Schon das heutige Versorgungsnetz mit Millionen Solaranlagen, Wallboxen und Wärmepumpen, Heimspeichern und künftig rückspeisefähigen Autoakkus ist so komplex, dass Energieversorger und Netzbetreiber ohne die Digitalisierung ihrer Systeme verloren wären. Je genauer sie wissen, wieviel Strom wann wo erzeugt, eingespeist und vom Verbraucher benötigt wird, desto präziser können sie ihr Angebot an den Bedarf anpassen. Und desto größer ist ihre Wirtschaftlichkeit, denn das Ausgleichen von Fehlmengen ist teuer. Wenn sich in ihrem Bilanzkreis Verbrauch und Erzeugung nicht decken, müssen Versorger Ausgleichenergiezahlungen leisten. Je präziser also die Wetter- und damit die Ertragsprognosen von Windkraft- und Solaranlagen, umso mehr Erfolg haben die Unternehmen. Wer den Eigenverbrauch mit Hilfe von Batterien oder steuerbaren Verbrauchern wie Elektrofahrzeugen und Wärmepumpen optimieren will, braucht ebenfalls Prognosen, um zu entscheiden, wofür der Strom jeweils genutzt werden soll. Auch für das Energiemanagement von Gebäuden sind genaue Wettervorhersagen entscheidend.
Wetterbericht für die Energiewirtschaft
Auf der EM-Power Europe, der internationalen Fachmesse für Energiemanagement und vernetzte Energielösungen, präsentieren Unternehmen aus aller Welt ihre Digitalisierungskonzepte sowie innovativen Technologien und Dienstleistungen für das optimierte Netz der Zukunft. „Machine Learning und KI spielen bei der Prognose der Sonnenstrahlung eine wesentliche Rolle“, erklärt Jan Remund, Leiter der Abteilung Energie und Klima beim Schweizer Wetterdienstleister Meteotest AG. Mithilfe einer Kombination aus physikalischem Modell und selbstlernenden Algorithmen auf Basis von Satellitenbildern kann das Unternehmen Wolkenbewegungen vorhersagen. „Für einige Stunden im Voraus geht das ziemlich genau. Je länger der Zeitraum, desto größer die Unsicherheit“, erklärt Remund. Seine Firma erhebt Strahlungs- und Temperaturdaten und erstellt mit deren Hilfe Analysen, Profile und Prognosen, die sich in die jeweilige Monitoring- oder Steuersoftware von Photovoltaik-Anlagen integrieren lassen. Die Kalkulation der Solarstrahlung auf Grundlage der Wetterprognosen können Unternehmen dann mit speziellen Programmen selbst durchführen oder einkaufen.
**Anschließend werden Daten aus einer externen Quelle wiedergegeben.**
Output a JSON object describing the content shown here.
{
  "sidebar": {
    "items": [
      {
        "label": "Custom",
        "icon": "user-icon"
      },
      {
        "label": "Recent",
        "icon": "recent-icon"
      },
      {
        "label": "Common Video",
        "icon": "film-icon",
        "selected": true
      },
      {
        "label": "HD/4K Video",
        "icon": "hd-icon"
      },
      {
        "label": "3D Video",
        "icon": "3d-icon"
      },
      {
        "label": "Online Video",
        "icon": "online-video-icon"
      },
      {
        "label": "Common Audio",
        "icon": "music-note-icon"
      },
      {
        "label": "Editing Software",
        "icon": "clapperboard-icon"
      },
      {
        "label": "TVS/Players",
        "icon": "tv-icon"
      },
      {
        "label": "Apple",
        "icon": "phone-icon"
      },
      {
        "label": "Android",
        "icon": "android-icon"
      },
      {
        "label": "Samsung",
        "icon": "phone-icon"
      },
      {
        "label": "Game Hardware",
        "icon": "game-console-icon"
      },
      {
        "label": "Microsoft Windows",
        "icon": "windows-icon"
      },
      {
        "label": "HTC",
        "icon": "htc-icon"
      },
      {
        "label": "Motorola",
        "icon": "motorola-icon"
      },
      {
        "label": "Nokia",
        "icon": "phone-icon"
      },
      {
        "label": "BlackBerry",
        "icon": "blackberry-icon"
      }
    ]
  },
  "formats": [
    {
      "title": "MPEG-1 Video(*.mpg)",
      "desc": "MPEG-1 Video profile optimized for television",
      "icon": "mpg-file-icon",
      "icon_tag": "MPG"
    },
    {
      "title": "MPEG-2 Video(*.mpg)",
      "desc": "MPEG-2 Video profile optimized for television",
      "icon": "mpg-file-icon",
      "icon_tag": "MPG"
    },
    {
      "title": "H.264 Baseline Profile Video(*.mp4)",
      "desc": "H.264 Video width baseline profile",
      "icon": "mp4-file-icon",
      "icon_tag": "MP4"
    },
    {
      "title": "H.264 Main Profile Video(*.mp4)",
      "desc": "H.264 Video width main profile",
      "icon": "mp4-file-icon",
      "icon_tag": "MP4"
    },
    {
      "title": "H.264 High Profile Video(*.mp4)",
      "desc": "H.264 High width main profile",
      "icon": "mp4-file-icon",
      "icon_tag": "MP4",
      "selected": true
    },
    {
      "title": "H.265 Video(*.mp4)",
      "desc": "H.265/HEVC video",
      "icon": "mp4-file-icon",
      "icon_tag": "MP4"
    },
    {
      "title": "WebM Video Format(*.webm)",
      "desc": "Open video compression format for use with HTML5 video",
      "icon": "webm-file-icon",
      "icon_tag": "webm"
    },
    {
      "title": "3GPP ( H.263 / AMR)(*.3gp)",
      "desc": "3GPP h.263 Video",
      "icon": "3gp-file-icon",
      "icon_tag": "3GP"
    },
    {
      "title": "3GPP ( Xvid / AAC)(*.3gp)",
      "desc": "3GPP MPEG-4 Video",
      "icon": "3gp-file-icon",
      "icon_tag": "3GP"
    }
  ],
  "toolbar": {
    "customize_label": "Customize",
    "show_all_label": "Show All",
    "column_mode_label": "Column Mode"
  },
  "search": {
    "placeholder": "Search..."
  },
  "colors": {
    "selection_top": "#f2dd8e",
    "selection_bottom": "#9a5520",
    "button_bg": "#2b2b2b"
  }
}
Netzbetreiber benötigen die Strahlungsvorhersagen, um auf Basis von Erzeugungs- und Verbrauchsprognosen Ein- und Ausspeisung im Stromnetz jederzeit ausgleichen zu können. Der süddeutsche Monitoring- und Prognose-Spezialist meteocontrol erstellt Ertragsberechnungen auf Grundlage der Daten verschiedener Wetterdienstleister. Das Unternehmen beschäftigt sich darüber hinaus mit der Frage, welchen Einfluss Aerosole wie Asche und Sandkörner auf die Wolkenbildung
haben. „Am 3. und 4. März 2021 wurde im Rahmen unseres Forschungsprojektes „PermaStrom“ besonders deutlich, wie wichtig dieses Thema ist“, sagt Stijn Stevens, Geschäftsführer von meteocontrol. „An diesen zwei Tagen gab es sehr viel Saharastaub in Europa. Allein in Deutschland konnten durch optimierte Prognosen rund drei Millionen Euro an Ausgleichsenergiekosten gespart werden.“
Durch die Integration von smarten Applikationen und KI entsteht eine digitale Schwarmintelligenz des Versorgungsnetzwerks. Indem Betreiber Prognosen über Stromerzeugung und -verbrauch mit der Leistung herkömmlicher Kraftwerke kombinieren, können sie vorhersagen, wann und wo ihre Leitungen und Trafos an die Grenzen ihrer Leistungsfähigkeit stoßen, und so entsprechende Maßnahmen ergreifen.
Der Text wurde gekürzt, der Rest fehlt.